伊藤邦雄氏(以下伊藤) 現在も多くの企業が採用している雇用形態であるメンバーシップ型雇用が制度疲労を起こしている点に、私は着目しました。メンバーシップ型雇用は日本の経済成長を牽引してきた制度。しかし、世界的な従業員エンゲージメントの調査において、日本は最下位に近いのが現状です。日本人特有の謙虚さを差し引いても低い。この原因は、従来の雇用形態が人材についてファジーに捉え、「数」で判断してきた部分があるからだと考えています。

 人材は、適切な環境に置くことで価値を伸ばします。つまり「資源」ではなく「資本」なのです。資源と捉えると、人材=コストとなり管理したくなってしまいますが、資本であれば投資して価値を高めていこうと考えますよね。企業価値を決める鍵となる無形資産の中でも、人はいい意味で特殊です。だからこそ、企業には人的資本を高める経営をしていただきたいのです。

 また近年、キャリア選択の自律性・自立性に注目が集まっています。自分のキャリアを自律的に選んで決断し、そのキャリアに向けて自分に投資したいと考える人は増えているでしょう。しかしメンバーシップ型雇用では、キャリアを自律的に選ぶことすら難しいのが事実です。企業は社員の自発的学習を称賛しているでしょうか? 長期雇用により人材が固定し、賃金の上昇も難しかったのではないでしょうか? それによって事業の入れ替えも進まなかったことでしょう。また、経営層は今ある自社の企業文化が最高だと思い込んでいませんか? 日本企業はこのような点を省みて、現状を打破すべきだと思っています。企業文化ほど重要な無形資産はありません。その中核に「称賛の文化」「ポジティブな関係」そして「対話」を置くべきだというのが私の考えです。

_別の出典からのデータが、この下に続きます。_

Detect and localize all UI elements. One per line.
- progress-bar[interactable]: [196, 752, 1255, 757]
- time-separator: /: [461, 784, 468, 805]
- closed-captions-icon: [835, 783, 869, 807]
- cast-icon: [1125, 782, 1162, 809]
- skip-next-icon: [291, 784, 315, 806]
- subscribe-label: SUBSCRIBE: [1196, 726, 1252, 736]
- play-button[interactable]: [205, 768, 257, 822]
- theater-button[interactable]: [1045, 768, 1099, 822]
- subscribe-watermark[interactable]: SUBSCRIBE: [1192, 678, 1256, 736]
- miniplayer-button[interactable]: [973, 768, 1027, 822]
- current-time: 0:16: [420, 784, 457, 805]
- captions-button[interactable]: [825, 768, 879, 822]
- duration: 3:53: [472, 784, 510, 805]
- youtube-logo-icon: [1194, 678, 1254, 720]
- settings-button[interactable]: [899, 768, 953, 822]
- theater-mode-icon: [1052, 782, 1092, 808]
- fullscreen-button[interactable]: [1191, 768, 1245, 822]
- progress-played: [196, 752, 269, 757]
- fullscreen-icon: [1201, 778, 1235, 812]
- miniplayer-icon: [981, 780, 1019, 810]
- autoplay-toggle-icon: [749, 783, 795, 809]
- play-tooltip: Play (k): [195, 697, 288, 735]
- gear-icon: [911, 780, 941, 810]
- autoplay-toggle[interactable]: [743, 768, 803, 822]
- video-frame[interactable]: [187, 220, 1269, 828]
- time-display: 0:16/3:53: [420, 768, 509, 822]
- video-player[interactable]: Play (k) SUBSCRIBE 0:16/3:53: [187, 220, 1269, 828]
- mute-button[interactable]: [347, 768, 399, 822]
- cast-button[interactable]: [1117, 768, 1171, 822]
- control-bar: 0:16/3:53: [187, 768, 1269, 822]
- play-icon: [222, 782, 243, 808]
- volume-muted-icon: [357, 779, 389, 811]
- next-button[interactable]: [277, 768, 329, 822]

 現在は、投資家も企業の人的資本に高い関心を持っています。投資家は、企業の経営戦略やESGの状況に基づいてキャッシュフローを予測し、投資価値を評価します。その経営を担うのは人材です。しかしこれまで、人材情報は投資家に開示されていませんでした。そのような状況下で企業を評価していたわけですから、いわゆる「ミッシングリンク」の状態になっていたんですね。欠けた輪は今後、人的資本の可視化によってつながり、より正確に価値を評価できるようになっていくでしょう。

濱松 人的資本経営の基本的な考え方や背景が理解できました。では篠田さんの視点から、人的資本経営のポイントを教えてください。

篠田真貴子氏(以下篠田) 私たちは今まさに、株主価値と従業員の幸せのベクトルが揃っていく変化の中にいます。上場企業あるいは上場を目指す企業は、企業価値を中長期的に高めていくことが企業としての成果指標であり、企業に対して全ステークホルダーが抱く未来への期待が企業価値となります。事業から生まれるであろう将来的なキャッシュフローを価値と考えるのです。そしてキャッシュがどれだけ生まれるかを予測する際に重要なのが、ESGです。

人的資本経営は、経営者だけの問題ではない。若手・中堅が今すぐ取り組むべき5つのこと篠田真貴子(しのだ・まきこ)
エール株式会社 取締役
社外人材によるオンライン1on1を通じて、組織改革を進める企業を支援している。2020年3月のエール参画以前は、日本長期信用銀行、マッキンゼー、ノバルティス、ネスレを経て、2008〜18年ほぼ日取締役CFO。慶應義塾大学経済学部卒、米ペンシルバニア大ウォートン校MBA、ジョンズ・ホプキンス大国際関係論修士。人と組織の関係や女性活躍に関心を寄せ続けている。株式会社メルカリ社外取締役、経済産業省 人的資本経営の実現に向けた検討会委員。『LISTEN――知性豊かで創造力がある人になれる』『ALLIANCE アライアンス――人と企業が信頼で結ばれる新しい雇用』監訳。 写真:伊藤 淳

 たとえば企業が営業活動をするにしても、環境(E)への配慮がなければいずれ立ち行かなくなりますし、ガバナンス(G)が機能していないようでは企業としての判断を誤りかねません。そして何より重要な要素がソーシャル(S)です。ニッセイアセットマネジメント株式会社が発行した「スチュワードシップレポート2020」によると、ESGそれぞれの評価のうち、投資パフォーマンスが最も高かったのはSに関する評価が高い銘柄群とのこと。Sへの施策を強化することが、結果的に企業価値を高めることにつながるわけです。しかし、EやGへの取り組みに比べ、ダイバーシティや女性活躍推進、労働環境改善といったSは即時に実践しづらいのが現状です。だからこそ、Sを強化することが大切なのです。

 20年ほど前の時代、投資家は「企業価値を上げるために社員の給料を下げろ」「人員を減らせ」と言ってきましたが、このレポートが示す通り、従業員の労働環境改善や働きがい向上に積極的な企業の価値が上がるのだと数字で証明されるようになりました。今の投資家は長期目線ですから、従業員に投資すれば10年単位でリターンが得られると考えるでしょう。すなわち、投資家の目指していることと従業員の幸せは同じ方向を向いてきているのです。

 ではどうすれば実現できるのか。これまでの組織は「正確かつ均質のものが大量にある状態」を目指していました。社員研修もすべて、個性あふれる皆さんを同じ形のブロックにするようなものでした。今後は、人間らしく一人ひとり違うことをしてもらい、それを束ねる組織になるよう、組織のOSをアップデートしていかなければなりません。人間らしさのポイントである「感情」を、感情的にならずに組織で扱えるようなOSとスキルが必要になってくるのです。